Tillery's defender contends the seasoned therapist was lured into sex by his patient's flirtatious behavior.

As a result of the charges, Tillery, the owner of Bright Horizons Inc., lost his practice as a licensed counselor working with drug addicts, sex addicts and alcoholics. He'd spent more than 20 years in the field before surrendering his license after his July 2008 arrest.

The woman, 32, said she met Tillery at a church where she was seeking Alcoholics Anonymous groups. The Daily Post does not identify alleged victims of sex abuse.

Tillery is charged with two counts of sexual assault by a practitioner of psychotherapy against a patient.

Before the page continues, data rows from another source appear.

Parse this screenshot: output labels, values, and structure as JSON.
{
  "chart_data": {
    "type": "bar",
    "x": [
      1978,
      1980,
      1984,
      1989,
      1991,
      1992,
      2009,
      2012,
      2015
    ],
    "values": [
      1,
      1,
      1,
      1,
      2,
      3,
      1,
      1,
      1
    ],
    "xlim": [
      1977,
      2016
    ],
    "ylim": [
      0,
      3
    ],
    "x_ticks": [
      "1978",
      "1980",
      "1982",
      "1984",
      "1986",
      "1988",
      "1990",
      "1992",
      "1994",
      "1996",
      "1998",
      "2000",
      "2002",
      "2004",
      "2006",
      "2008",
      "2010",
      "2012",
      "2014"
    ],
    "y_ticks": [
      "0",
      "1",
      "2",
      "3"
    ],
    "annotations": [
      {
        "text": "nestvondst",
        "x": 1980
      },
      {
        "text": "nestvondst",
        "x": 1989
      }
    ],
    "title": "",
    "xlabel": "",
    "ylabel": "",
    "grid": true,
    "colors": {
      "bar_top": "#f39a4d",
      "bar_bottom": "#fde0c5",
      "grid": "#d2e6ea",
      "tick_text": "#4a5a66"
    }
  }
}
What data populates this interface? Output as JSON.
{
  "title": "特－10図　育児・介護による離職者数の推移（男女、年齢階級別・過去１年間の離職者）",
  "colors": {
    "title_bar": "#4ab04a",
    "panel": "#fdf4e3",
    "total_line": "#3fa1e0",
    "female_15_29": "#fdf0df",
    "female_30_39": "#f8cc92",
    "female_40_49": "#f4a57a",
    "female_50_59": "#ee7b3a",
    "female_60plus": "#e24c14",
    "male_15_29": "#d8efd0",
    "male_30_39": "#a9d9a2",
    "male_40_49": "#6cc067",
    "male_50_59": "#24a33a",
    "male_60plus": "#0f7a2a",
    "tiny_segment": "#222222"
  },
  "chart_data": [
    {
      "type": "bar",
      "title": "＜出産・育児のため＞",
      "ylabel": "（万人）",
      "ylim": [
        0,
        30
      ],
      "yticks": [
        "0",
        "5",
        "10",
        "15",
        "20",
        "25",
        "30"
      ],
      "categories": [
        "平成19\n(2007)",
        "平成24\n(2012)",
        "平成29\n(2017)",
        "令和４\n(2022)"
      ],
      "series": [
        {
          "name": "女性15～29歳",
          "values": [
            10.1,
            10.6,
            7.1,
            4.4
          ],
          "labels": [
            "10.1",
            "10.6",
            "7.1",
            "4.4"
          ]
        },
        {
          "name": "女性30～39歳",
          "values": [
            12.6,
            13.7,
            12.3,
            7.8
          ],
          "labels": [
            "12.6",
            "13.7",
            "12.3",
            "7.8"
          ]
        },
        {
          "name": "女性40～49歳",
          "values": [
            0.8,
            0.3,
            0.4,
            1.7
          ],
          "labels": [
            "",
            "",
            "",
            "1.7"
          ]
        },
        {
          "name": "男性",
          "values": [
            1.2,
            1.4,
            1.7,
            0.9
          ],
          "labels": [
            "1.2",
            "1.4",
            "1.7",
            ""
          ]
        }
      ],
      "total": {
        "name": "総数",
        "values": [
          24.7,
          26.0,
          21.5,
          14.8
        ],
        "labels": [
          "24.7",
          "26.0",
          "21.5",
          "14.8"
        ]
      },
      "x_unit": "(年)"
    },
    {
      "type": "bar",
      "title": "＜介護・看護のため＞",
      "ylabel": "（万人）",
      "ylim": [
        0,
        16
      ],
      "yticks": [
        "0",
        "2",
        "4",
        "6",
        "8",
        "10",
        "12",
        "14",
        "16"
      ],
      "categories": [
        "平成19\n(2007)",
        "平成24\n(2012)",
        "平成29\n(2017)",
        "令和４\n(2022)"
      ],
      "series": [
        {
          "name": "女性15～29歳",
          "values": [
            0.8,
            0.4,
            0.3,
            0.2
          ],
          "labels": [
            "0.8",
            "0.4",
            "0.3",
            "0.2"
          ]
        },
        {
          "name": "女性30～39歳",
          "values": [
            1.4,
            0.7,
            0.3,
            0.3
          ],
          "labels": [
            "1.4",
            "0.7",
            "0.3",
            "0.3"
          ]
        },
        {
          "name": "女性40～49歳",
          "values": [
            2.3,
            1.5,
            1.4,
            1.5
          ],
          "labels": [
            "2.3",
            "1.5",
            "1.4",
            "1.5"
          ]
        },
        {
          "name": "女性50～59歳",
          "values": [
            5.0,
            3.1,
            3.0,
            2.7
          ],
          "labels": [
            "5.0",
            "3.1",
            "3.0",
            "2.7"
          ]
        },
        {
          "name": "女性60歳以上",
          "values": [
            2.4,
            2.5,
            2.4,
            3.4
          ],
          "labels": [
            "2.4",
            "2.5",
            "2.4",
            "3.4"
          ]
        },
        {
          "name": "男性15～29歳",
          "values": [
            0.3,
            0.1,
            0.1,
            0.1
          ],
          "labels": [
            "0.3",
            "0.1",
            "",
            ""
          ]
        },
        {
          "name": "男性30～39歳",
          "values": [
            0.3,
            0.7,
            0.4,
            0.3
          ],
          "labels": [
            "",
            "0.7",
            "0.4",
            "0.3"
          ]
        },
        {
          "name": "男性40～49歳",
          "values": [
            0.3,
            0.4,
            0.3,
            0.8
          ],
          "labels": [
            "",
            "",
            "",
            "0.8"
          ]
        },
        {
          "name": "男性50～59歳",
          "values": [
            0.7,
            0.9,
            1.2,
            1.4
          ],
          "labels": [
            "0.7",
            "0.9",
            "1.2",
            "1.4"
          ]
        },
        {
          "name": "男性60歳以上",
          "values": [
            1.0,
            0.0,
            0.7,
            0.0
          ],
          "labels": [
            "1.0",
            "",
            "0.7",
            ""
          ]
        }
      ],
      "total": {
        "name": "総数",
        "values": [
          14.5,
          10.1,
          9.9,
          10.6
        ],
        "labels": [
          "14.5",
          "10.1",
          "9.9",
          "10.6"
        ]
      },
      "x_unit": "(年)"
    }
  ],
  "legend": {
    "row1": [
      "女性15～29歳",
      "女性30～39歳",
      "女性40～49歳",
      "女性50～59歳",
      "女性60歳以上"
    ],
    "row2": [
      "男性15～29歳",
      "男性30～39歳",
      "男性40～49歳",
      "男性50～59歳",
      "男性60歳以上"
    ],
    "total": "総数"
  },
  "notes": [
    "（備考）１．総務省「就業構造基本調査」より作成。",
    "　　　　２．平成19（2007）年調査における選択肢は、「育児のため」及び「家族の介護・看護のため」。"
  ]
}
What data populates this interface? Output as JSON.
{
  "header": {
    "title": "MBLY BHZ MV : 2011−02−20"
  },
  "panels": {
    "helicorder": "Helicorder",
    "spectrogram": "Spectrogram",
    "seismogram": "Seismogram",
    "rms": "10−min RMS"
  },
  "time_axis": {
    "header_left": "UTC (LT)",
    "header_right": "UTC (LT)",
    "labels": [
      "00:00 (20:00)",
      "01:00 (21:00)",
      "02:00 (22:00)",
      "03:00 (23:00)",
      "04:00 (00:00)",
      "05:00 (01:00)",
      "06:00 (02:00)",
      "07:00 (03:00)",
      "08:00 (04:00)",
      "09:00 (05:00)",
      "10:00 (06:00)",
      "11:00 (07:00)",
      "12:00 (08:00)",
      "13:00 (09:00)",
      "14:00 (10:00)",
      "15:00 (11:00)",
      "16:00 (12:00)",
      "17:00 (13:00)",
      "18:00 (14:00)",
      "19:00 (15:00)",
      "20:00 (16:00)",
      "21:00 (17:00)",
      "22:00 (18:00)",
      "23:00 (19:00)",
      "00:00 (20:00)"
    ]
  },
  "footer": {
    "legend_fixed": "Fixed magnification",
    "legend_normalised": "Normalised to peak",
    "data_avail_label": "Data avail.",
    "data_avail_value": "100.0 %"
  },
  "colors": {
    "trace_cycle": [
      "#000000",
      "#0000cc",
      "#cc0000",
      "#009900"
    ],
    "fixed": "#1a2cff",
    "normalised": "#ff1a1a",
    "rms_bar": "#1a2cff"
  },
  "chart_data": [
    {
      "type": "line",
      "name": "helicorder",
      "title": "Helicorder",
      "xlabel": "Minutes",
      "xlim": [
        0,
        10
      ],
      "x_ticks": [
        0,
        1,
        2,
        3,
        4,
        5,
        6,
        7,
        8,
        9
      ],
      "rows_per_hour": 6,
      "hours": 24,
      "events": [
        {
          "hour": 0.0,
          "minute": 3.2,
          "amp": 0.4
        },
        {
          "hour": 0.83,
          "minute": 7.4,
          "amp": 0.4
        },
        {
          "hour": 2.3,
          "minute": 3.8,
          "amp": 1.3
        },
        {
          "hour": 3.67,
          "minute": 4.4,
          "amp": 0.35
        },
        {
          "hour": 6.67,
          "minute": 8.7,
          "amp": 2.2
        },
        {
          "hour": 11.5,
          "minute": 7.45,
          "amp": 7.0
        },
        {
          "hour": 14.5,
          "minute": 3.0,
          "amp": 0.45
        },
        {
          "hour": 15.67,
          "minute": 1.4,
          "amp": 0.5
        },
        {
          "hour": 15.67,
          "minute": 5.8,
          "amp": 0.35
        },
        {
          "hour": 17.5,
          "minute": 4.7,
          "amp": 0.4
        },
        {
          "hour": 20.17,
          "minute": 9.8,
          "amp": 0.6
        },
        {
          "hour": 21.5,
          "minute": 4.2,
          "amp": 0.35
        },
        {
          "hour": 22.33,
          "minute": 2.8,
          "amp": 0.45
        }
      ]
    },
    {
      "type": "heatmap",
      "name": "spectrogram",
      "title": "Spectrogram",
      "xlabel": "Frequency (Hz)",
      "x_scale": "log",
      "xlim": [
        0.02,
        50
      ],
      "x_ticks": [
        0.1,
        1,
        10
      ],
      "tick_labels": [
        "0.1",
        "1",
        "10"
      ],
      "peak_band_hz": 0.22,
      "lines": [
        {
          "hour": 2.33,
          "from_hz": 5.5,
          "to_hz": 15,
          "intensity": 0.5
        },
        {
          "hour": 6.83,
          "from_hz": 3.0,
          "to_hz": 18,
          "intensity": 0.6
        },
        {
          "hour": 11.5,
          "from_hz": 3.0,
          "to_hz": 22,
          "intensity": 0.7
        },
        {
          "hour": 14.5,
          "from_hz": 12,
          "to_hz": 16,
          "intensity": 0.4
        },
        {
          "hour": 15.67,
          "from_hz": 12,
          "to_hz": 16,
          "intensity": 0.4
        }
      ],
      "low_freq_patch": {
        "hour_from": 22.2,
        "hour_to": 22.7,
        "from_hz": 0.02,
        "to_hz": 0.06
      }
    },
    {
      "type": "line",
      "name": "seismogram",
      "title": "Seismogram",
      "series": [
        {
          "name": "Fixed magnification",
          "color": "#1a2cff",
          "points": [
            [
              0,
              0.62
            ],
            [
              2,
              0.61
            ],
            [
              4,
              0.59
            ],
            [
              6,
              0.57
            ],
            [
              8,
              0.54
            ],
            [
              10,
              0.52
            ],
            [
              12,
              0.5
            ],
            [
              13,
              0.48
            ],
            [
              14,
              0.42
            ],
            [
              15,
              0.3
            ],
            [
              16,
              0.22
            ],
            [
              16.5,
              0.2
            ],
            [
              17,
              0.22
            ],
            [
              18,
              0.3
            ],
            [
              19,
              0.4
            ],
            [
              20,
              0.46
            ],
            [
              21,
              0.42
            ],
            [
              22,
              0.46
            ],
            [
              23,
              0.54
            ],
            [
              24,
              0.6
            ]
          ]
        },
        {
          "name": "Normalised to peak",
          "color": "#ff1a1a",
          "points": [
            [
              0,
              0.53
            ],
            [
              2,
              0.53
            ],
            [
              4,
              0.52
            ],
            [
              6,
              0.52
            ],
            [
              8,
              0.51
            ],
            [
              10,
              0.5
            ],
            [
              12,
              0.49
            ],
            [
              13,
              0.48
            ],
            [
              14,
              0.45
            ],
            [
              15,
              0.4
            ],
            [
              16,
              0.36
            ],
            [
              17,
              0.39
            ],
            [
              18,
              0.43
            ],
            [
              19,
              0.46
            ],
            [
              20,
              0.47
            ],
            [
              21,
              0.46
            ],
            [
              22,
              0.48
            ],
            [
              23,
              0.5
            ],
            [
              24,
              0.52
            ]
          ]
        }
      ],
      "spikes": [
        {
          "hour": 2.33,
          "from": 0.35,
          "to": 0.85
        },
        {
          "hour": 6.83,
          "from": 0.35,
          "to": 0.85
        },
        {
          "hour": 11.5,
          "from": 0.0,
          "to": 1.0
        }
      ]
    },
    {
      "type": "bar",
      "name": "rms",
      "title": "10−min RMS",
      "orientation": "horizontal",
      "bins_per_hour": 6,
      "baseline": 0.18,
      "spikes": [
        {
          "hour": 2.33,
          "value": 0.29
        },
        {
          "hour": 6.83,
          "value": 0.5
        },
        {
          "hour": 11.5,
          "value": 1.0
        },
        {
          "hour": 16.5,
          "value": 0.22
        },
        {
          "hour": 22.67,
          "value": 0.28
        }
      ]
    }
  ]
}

Court records show the alleged victim has not filed a civil suit against Tillery. She testified earlier this week her motivation was not to reap financial benefits, but to protect other patients.

In early 2008, she demanded a reimbursement of $1,000 from Tillery, which he paid while asking she keep the affair under wraps, she testified.

Authorities believe the alleged assaults were isolated incidents.

Tillery's defense attorney, Dylan Wilbanks, said the alleged victim is vindictive and as much at fault for the sexual conduct as his client. She went so far as to volley insults at Tillery's wife via a personal blog while he was treating her, Wilbanks argued.

Neither attorney could be reached for comment Thursday afternoon. It's unclear when the case might next be called to court.

A conviction of sexual assault by a psychotherapist could result in a prison sentence between 10 and 30 years, according to Georgia statute. Consent cannot be used as a defense, the law says.

Tillery posted $55,200 bond four days after his arrest and remains free.